Deck hat den Artikel aus der gestrigen Memphis Press ausgeschnitten für den Fall, daß ich ein zweites Exemplar brauche. Ich bedanke mich bei ihm, sage, es könnte sein, daß ich es brauche; dabei liegt in meiner Wohnung ein Dutzend Exemplare der Zeitung. Der Bericht stand auf der Titelseite des Lokalteils, ein langer, gut geschriebener Artikel über meinen Triumph, mit einem ziemlich großen Foto von mir an meinem Schreibtisch. Ich konnte gestern den ganzen Tag den Blick nicht davon abwenden. Die Zeitung wurde in dreihunderttausend Haushalte geliefert. So viel Werbung kann man mit Geld nicht kaufen.
Es sind ein paar Faxe eingegangen. Zwei von ehemaligen Studienkollegen mit Glückwünschen. Ein sehr nettes von Madeline Skinner in der Juristischen Fakultät. Und zwei von Max Leuberg. Das erste ist die Kopie eines kurzen Artikels aus einer Zeitung in Chicago über das Urteil. Das zweite ist die Kopie eines Artikels, der gestern in einer Zeitung in Cleveland gestanden hat. Darin wird der Black-Fall ausführlich beschrieben und dann auf die wachsenden Schwierigkeiten verwiesen, in denen Great Benefit steckt. Mindestens sieben Staaten, darunter Ohio, ermitteln inzwischen gegen die Firma. Überall im Lande werden Klagen von Inhabern von Policen eingereicht, und viele weitere werden erwartet. Man rechnet damit, daß das Urteil von Memphis eine Flut von Prozessen auslösen wird.
Ha, ha, ha. Wir freuen uns über den Jammer, den wir ausgelöst haben.
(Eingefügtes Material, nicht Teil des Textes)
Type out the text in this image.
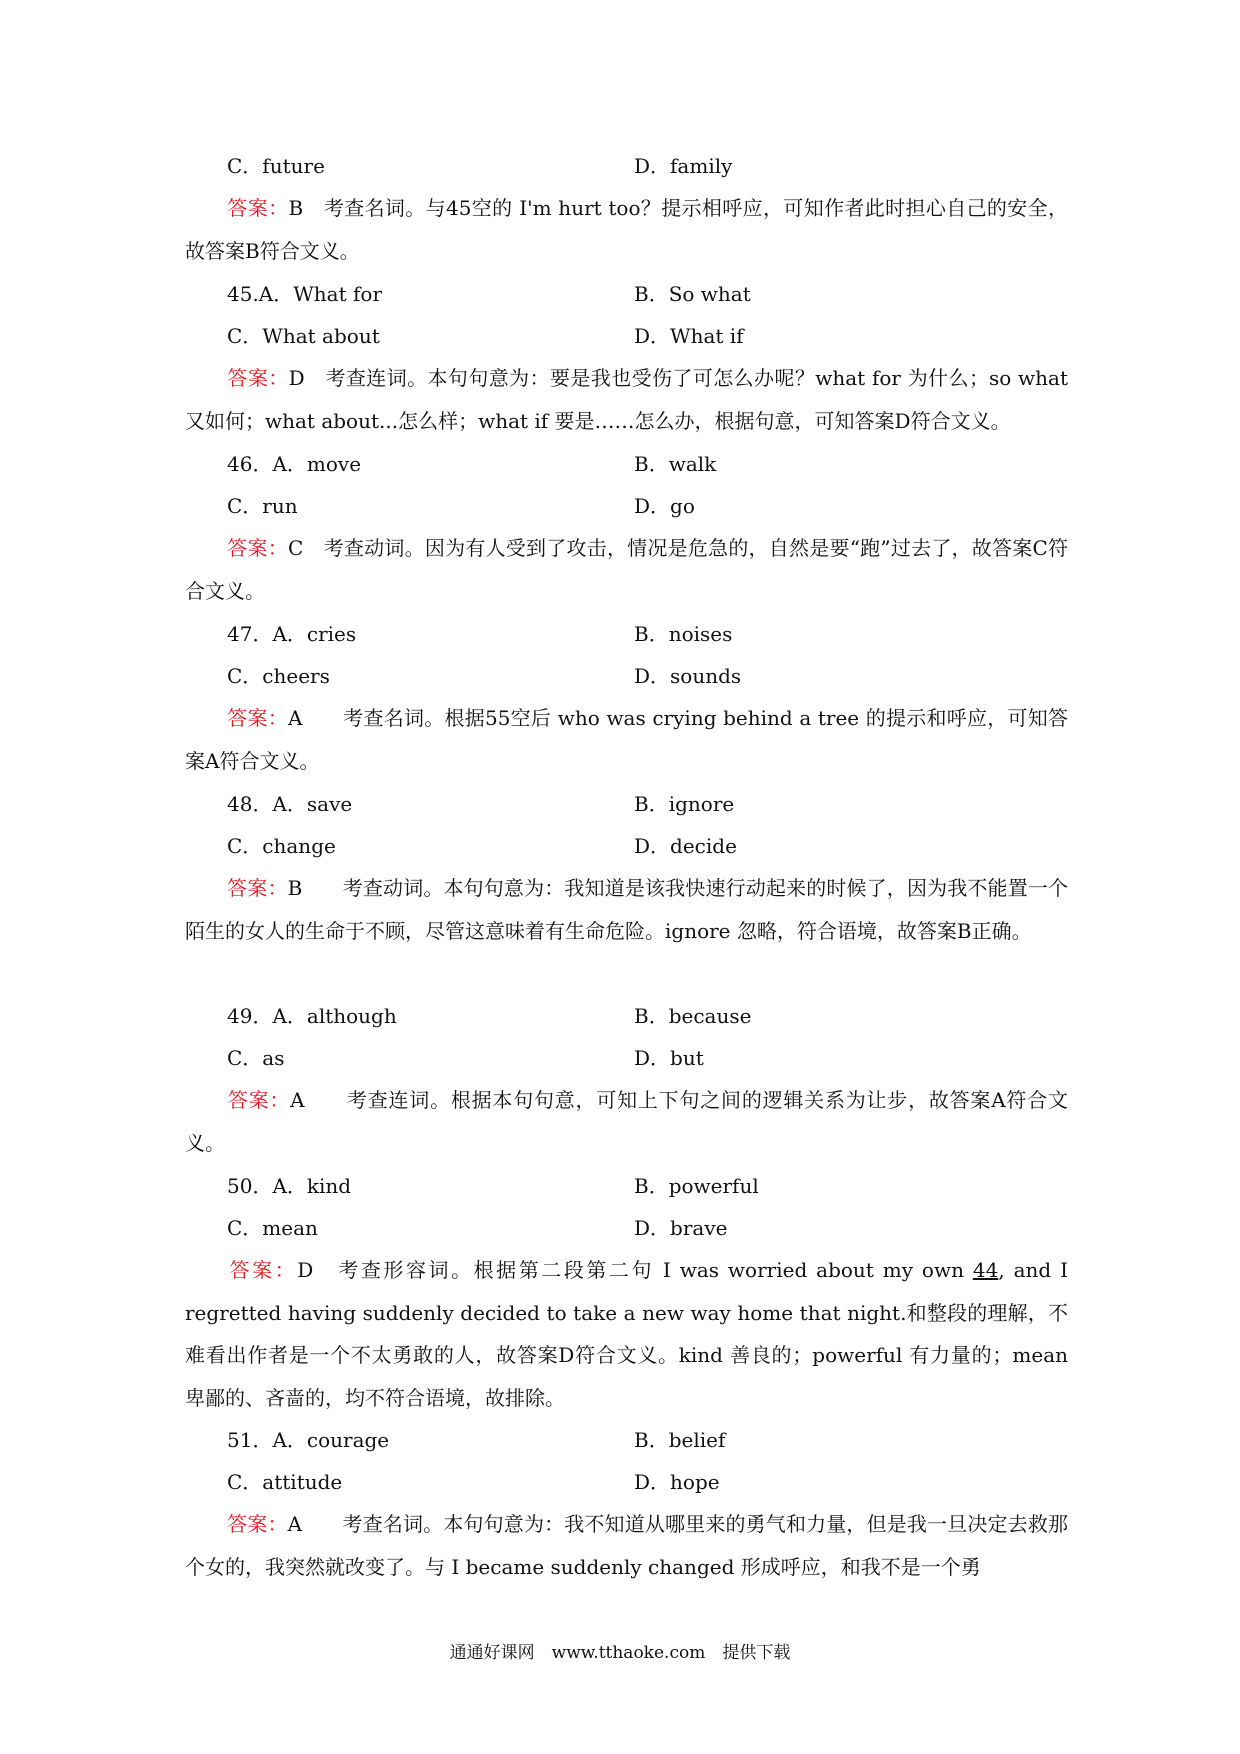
C．future	D．family
答案：B　考查名词。与45空的 I'm hurt too？提示相呼应，可知作者此时担心自己的安全，故答案B符合文义。
45.A．What for	B．So what
C．What about	D．What if
答案：D　考查连词。本句句意为：要是我也受伤了可怎么办呢？what for 为什么；so what 又如何；what about...怎么样；what if 要是……怎么办，根据句意，可知答案D符合文义。
46．A．move	B．walk
C．run	D．go
答案：C　考查动词。因为有人受到了攻击，情况是危急的，自然是要“跑”过去了，故答案C符合文义。
47．A．cries	B．noises
C．cheers	D．sounds
答案：A　　考查名词。根据55空后 who was crying behind a tree 的提示和呼应，可知答案A符合文义。
48．A．save	B．ignore
C．change	D．decide
答案：B　　考查动词。本句句意为：我知道是该我快速行动起来的时候了，因为我不能置一个陌生的女人的生命于不顾，尽管这意味着有生命危险。ignore 忽略，符合语境，故答案B正确。
49．A．although	B．because
C．as	D．but
答案：A　　考查连词。根据本句句意，可知上下句之间的逻辑关系为让步，故答案A符合文义。
50．A．kind	B．powerful
C．mean	D．brave
答案：D　考查形容词。根据第二段第二句 I was worried about my own 44, and I regretted having suddenly decided to take a new way home that night.和整段的理解，不难看出作者是一个不太勇敢的人，故答案D符合文义。kind 善良的；powerful 有力量的；mean 卑鄙的、吝啬的，均不符合语境，故排除。
51．A．courage	B．belief
C．attitude	D．hope
答案：A　　考查名词。本句句意为：我不知道从哪里来的勇气和力量，但是我一旦决定去救那个女的，我突然就改变了。与 I became suddenly changed 形成呼应，和我不是一个勇
通通好课网　www.tthaoke.com　提供下载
Wir lachen, als wir uns Mr. Wilfred Keeley vorstellen, wie er abermals seine Bilanz studiert und versucht, mehr Geld darin zu finden. Irgendwo muß es doch stecken!
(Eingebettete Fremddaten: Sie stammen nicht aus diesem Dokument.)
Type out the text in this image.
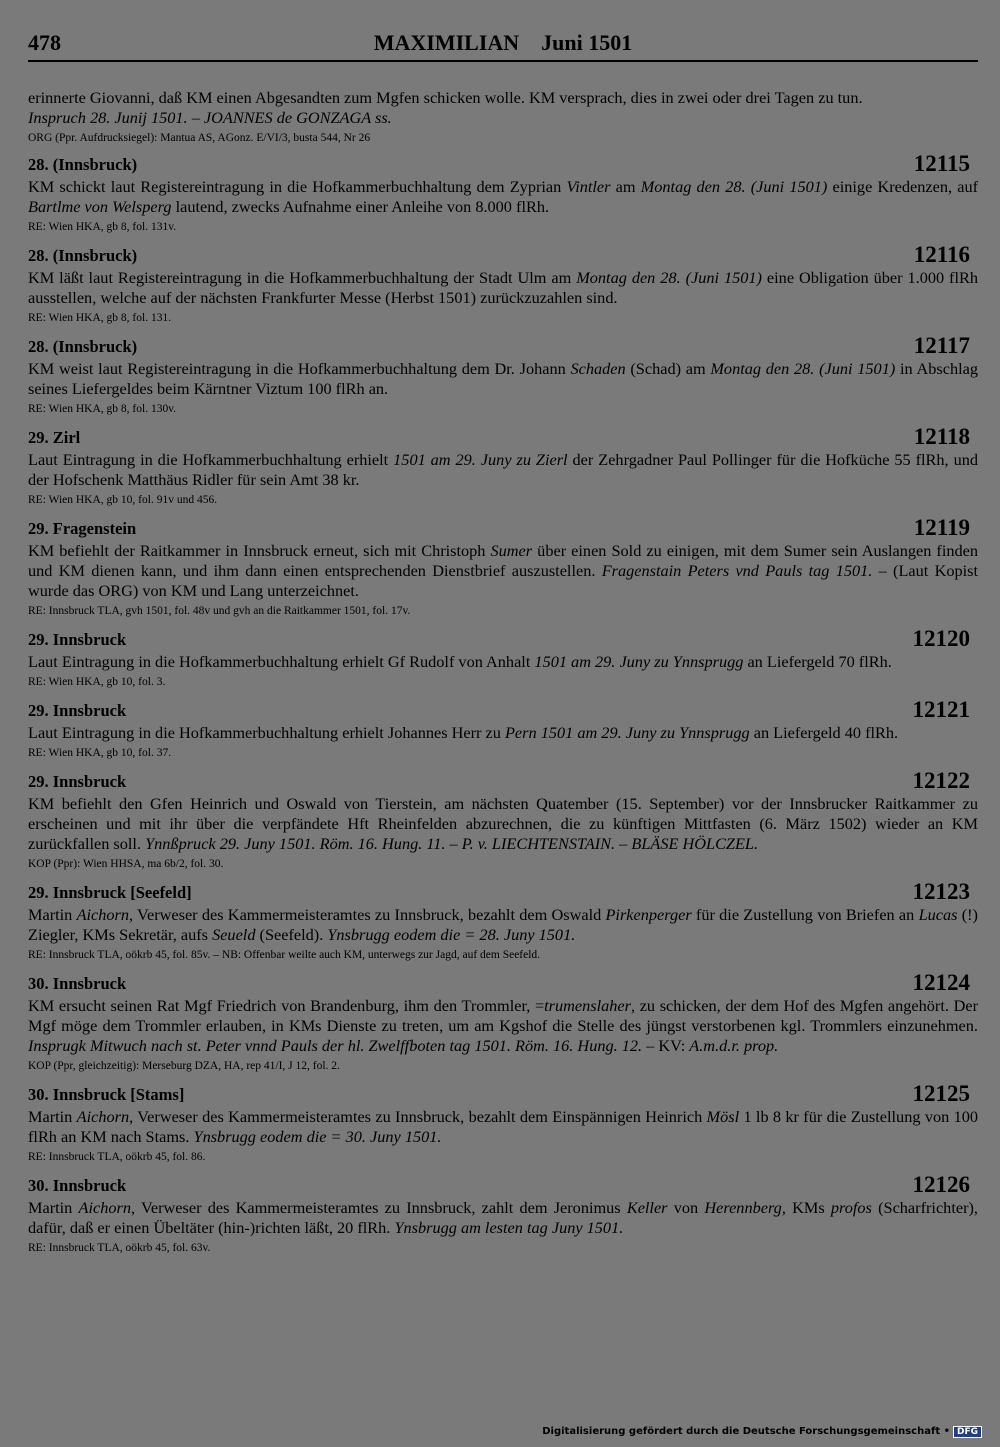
478	MAXIMILIAN Juni 1501

erinnerte Giovanni, daß KM einen Abgesandten zum Mgfen schicken wolle. KM versprach, dies in zwei oder drei Tagen zu tun.
Inspruch 28. Junij 1501. – JOANNES de GONZAGA ss.

ORG (Ppr. Aufdrucksiegel): Mantua AS, AGonz. E/VI/3, busta 544, Nr 26

28. (Innsbruck)	12115

KM schickt laut Registereintragung in die Hofkammerbuchhaltung dem Zyprian Vintler am Montag den 28. (Juni 1501) einige Kredenzen, auf Bartlme von Welsperg lautend, zwecks Aufnahme einer Anleihe von 8.000 flRh.

RE: Wien HKA, gb 8, fol. 131v.

28. (Innsbruck)	12116

KM läßt laut Registereintragung in die Hofkammerbuchhaltung der Stadt Ulm am Montag den 28. (Juni 1501) eine Obligation über 1.000 flRh ausstellen, welche auf der nächsten Frankfurter Messe (Herbst 1501) zurückzuzahlen sind.

RE: Wien HKA, gb 8, fol. 131.

28. (Innsbruck)	12117

KM weist laut Registereintragung in die Hofkammerbuchhaltung dem Dr. Johann Schaden (Schad) am Montag den 28. (Juni 1501) in Abschlag seines Liefergeldes beim Kärntner Viztum 100 flRh an.

RE: Wien HKA, gb 8, fol. 130v.

29. Zirl	12118

Laut Eintragung in die Hofkammerbuchhaltung erhielt 1501 am 29. Juny zu Zierl der Zehrgadner Paul Pollinger für die Hofküche 55 flRh, und der Hofschenk Matthäus Ridler für sein Amt 38 kr.

RE: Wien HKA, gb 10, fol. 91v und 456.

29. Fragenstein	12119

KM befiehlt der Raitkammer in Innsbruck erneut, sich mit Christoph Sumer über einen Sold zu einigen, mit dem Sumer sein Auslangen finden und KM dienen kann, und ihm dann einen entsprechenden Dienstbrief auszustellen. Fragenstain Peters vnd Pauls tag 1501. – (Laut Kopist wurde das ORG) von KM und Lang unterzeichnet.

RE: Innsbruck TLA, gvh 1501, fol. 48v und gvh an die Raitkammer 1501, fol. 17v.

29. Innsbruck	12120

Laut Eintragung in die Hofkammerbuchhaltung erhielt Gf Rudolf von Anhalt 1501 am 29. Juny zu Ynnsprugg an Liefergeld 70 flRh.

RE: Wien HKA, gb 10, fol. 3.

29. Innsbruck	12121

Laut Eintragung in die Hofkammerbuchhaltung erhielt Johannes Herr zu Pern 1501 am 29. Juny zu Ynnsprugg an Liefergeld 40 flRh.

RE: Wien HKA, gb 10, fol. 37.

29. Innsbruck	12122

KM befiehlt den Gfen Heinrich und Oswald von Tierstein, am nächsten Quatember (15. September) vor der Innsbrucker Raitkammer zu erscheinen und mit ihr über die verpfändete Hft Rheinfelden abzurechnen, die zu künftigen Mittfasten (6. März 1502) wieder an KM zurückfallen soll. Ynnßpruck 29. Juny 1501. Röm. 16. Hung. 11. – P. v. LIECHTENSTAIN. – BLÄSE HÖLCZEL.

KOP (Ppr): Wien HHSA, ma 6b/2, fol. 30.

29. Innsbruck [Seefeld]	12123

Martin Aichorn, Verweser des Kammermeisteramtes zu Innsbruck, bezahlt dem Oswald Pirkenperger für die Zustellung von Briefen an Lucas (!) Ziegler, KMs Sekretär, aufs Seueld (Seefeld). Ynsbrugg eodem die = 28. Juny 1501.

RE: Innsbruck TLA, oökrb 45, fol. 85v. – NB: Offenbar weilte auch KM, unterwegs zur Jagd, auf dem Seefeld.

30. Innsbruck	12124

KM ersucht seinen Rat Mgf Friedrich von Brandenburg, ihm den Trommler, =trumenslaher, zu schicken, der dem Hof des Mgfen angehört. Der Mgf möge dem Trommler erlauben, in KMs Dienste zu treten, um am Kgshof die Stelle des jüngst verstorbenen kgl. Trommlers einzunehmen. Insprugk Mitwuch nach st. Peter vnnd Pauls der hl. Zwelffboten tag 1501. Röm. 16. Hung. 12. – KV: A.m.d.r. prop.

KOP (Ppr, gleichzeitig): Merseburg DZA, HA, rep 41/I, J 12, fol. 2.

30. Innsbruck [Stams]	12125

Martin Aichorn, Verweser des Kammermeisteramtes zu Innsbruck, bezahlt dem Einspännigen Heinrich Mösl 1 lb 8 kr für die Zustellung von 100 flRh an KM nach Stams. Ynsbrugg eodem die = 30. Juny 1501.

RE: Innsbruck TLA, oökrb 45, fol. 86.

30. Innsbruck	12126

Martin Aichorn, Verweser des Kammermeisteramtes zu Innsbruck, zahlt dem Jeronimus Keller von Herennberg, KMs profos (Scharfrichter), dafür, daß er einen Übeltäter (hin-)richten läßt, 20 flRh. Ynsbrugg am lesten tag Juny 1501.

RE: Innsbruck TLA, oökrb 45, fol. 63v.

Digitalisierung gefördert durch die Deutsche Forschungsgemeinschaft • DFG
Ein Bote erscheint mit einem prächtigen Blumenarrangement, einem Glückwunsch von Booker Kane und seinen Kollegen in der Kanzlei von Marvin Shankle.
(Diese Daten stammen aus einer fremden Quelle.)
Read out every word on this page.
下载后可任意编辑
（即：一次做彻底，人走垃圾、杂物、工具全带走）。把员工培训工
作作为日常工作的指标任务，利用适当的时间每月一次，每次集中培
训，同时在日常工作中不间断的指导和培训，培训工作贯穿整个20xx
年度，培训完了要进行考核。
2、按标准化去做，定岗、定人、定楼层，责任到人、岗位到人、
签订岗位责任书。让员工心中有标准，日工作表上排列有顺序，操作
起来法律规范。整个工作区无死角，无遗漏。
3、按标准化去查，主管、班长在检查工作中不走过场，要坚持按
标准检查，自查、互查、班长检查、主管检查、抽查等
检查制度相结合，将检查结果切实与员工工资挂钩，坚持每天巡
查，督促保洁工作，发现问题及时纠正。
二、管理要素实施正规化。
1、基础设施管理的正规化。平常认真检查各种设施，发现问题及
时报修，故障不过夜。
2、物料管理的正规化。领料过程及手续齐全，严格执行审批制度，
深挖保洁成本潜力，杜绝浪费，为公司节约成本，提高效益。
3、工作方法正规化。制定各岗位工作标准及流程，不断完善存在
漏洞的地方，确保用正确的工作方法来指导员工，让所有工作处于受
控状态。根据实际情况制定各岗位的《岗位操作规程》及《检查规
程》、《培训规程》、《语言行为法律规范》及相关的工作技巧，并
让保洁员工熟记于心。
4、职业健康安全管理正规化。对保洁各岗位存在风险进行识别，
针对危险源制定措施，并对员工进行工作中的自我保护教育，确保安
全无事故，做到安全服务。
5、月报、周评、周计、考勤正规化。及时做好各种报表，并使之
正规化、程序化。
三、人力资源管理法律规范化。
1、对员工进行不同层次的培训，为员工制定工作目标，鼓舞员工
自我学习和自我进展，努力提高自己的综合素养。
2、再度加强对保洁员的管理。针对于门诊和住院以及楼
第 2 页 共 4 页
Ich hatte damit gerechnet, daß das Telefon ununterbrochen läuten und Mandanten anrufen würden, denen es um eine solide juristische Vertretung zu tun wäre. Bisher ist nichts dergleichen passiert. Deck sagt, vor zehn wären zwei Anrufe gekommen, von denen einer falsch verbunden war. Ich mache mir keine Sorgen.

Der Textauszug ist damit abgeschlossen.